Thank you for the advice Chris, this worked amazingly well.
Using @btime
, the original code (UMF + algebraicmultigrid
) took 10.20s. Changing to KrylovJL_GMRES()
it takes 5.293s. Changing from algebraicmultigrid
to imcompletelu
it takes 590 ms!. I played around with \tau, using values from 0.1 to 10,000 and the 50 from the example works perfectly. All the results above use tspan=(0.0,1.0)
.
I am sticking to KenCarp4
since I plan to split the equation ASAP and will post the results.
Here’s the profile for the most optimized case, running it 100 times. I am still not very good at reading these graphs so let me know if you catch anything.
I can tell for example that there’s a lot of time spent copying (copyto!
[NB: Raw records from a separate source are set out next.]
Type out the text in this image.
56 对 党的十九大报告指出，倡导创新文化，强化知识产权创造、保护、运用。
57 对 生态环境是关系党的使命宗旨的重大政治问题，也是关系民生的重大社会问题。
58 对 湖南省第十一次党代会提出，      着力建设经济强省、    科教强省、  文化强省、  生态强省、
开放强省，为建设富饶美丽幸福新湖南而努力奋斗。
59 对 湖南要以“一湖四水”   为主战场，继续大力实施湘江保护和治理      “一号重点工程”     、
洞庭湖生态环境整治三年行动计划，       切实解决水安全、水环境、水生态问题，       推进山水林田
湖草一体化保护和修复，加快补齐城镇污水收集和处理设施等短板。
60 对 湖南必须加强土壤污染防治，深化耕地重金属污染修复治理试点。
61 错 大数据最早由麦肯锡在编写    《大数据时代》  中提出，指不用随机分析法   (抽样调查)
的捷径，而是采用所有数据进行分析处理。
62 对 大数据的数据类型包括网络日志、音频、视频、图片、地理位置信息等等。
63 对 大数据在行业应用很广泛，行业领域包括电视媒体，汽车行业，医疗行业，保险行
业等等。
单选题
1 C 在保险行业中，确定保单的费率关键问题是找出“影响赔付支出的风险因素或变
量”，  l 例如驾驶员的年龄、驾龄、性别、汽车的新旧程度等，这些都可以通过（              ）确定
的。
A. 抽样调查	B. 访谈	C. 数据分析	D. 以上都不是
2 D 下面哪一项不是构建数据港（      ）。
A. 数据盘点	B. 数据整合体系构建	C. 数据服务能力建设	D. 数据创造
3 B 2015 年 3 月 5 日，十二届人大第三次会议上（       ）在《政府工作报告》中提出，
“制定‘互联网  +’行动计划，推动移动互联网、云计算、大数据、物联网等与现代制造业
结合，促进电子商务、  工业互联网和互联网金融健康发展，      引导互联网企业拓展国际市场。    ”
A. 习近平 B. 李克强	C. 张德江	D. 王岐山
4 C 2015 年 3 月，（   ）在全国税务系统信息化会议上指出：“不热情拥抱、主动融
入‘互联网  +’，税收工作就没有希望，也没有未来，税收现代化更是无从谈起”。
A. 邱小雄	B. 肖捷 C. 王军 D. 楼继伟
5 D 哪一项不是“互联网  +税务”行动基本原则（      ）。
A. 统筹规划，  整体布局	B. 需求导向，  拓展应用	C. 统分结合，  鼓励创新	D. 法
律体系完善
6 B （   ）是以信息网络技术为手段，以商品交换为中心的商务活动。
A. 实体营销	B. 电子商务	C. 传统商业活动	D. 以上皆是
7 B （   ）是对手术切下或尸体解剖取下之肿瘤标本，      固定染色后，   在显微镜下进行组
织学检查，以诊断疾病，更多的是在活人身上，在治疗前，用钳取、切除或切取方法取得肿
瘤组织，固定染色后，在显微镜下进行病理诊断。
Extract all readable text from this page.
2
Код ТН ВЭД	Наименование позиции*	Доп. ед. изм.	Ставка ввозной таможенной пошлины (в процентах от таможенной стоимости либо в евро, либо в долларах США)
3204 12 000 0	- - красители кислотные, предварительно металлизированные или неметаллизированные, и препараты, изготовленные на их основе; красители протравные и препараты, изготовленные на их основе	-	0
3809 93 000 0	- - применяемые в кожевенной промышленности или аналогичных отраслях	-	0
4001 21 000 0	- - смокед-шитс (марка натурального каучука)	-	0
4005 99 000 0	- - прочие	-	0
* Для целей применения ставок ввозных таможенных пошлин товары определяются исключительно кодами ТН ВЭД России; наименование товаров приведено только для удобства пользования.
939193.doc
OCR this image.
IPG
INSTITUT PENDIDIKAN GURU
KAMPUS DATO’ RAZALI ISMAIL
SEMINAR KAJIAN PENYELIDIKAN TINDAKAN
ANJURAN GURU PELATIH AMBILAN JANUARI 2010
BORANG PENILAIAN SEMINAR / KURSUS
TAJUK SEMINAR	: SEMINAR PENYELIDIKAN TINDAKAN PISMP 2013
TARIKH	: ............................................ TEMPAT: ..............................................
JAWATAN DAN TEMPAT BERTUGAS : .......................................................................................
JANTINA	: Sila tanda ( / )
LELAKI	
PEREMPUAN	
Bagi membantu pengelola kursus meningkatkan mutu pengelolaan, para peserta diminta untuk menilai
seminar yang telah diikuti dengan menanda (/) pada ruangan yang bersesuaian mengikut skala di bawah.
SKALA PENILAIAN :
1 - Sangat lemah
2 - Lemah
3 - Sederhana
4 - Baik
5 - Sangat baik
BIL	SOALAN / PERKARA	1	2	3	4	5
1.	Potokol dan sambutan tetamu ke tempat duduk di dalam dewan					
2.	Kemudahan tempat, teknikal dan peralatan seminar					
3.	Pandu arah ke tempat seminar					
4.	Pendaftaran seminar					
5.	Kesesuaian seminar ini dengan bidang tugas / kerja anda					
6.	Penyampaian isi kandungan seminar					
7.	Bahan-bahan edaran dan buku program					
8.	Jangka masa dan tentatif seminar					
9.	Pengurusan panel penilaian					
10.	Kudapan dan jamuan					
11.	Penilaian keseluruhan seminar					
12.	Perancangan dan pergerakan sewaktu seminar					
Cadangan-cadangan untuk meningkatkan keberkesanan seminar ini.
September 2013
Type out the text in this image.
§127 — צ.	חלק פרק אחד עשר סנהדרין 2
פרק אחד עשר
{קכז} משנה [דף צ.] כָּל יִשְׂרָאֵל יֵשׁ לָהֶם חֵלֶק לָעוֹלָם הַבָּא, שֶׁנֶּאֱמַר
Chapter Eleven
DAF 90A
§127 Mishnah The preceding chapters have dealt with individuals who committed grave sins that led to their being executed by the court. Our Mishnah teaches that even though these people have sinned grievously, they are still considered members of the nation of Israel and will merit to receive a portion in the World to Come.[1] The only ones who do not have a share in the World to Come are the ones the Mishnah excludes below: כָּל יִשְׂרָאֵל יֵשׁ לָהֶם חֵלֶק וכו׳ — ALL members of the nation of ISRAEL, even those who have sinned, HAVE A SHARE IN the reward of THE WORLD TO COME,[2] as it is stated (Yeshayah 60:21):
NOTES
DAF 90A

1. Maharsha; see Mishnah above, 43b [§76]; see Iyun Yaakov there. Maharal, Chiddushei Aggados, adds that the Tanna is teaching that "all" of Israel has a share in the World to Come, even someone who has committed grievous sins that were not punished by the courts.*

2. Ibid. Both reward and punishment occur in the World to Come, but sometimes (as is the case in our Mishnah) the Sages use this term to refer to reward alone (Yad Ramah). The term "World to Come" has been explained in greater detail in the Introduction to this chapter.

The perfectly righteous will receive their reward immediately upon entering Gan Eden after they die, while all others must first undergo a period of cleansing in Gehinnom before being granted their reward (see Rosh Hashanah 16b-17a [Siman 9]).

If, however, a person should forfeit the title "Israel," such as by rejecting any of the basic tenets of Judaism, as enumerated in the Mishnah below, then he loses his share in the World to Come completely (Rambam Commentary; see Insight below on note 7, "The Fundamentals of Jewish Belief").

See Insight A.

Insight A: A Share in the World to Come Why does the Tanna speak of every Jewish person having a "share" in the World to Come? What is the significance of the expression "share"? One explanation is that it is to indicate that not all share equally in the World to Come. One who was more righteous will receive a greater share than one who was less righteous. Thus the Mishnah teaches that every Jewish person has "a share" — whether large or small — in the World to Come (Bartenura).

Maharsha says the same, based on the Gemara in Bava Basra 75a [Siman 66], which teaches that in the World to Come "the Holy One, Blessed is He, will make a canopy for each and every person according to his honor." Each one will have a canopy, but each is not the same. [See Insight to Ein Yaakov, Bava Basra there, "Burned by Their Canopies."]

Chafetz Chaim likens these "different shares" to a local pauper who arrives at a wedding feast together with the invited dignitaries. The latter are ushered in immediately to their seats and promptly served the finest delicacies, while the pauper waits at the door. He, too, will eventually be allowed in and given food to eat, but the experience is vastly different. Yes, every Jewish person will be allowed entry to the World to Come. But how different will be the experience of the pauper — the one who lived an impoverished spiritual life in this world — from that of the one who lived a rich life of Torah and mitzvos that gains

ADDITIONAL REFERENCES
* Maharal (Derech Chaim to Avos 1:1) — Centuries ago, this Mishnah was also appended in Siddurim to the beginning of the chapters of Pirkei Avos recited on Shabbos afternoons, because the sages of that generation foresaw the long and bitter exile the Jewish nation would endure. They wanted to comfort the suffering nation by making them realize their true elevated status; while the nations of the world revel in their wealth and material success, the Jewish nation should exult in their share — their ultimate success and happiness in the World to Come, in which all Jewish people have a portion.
) and broadcasting (materialize!
). BLAS.axpy!
and BLAS.dot
are also significant, so I can work on optimizing BLAS.
The next step for now is splitting the ODE and using an IMEX like you suggested. Then I will work on compiling OpenBLAS as suggested by @ImreSamu with a build optimized for AlderLake and AVX2 and we’ll see what happens.
This is fun and so educational!
EDIT: It is worth noting that the optimized code at this stage runs on the M1 Mac in 700 ms, a speedup of 16%. I should definitely be able to squeeze more performance out of this.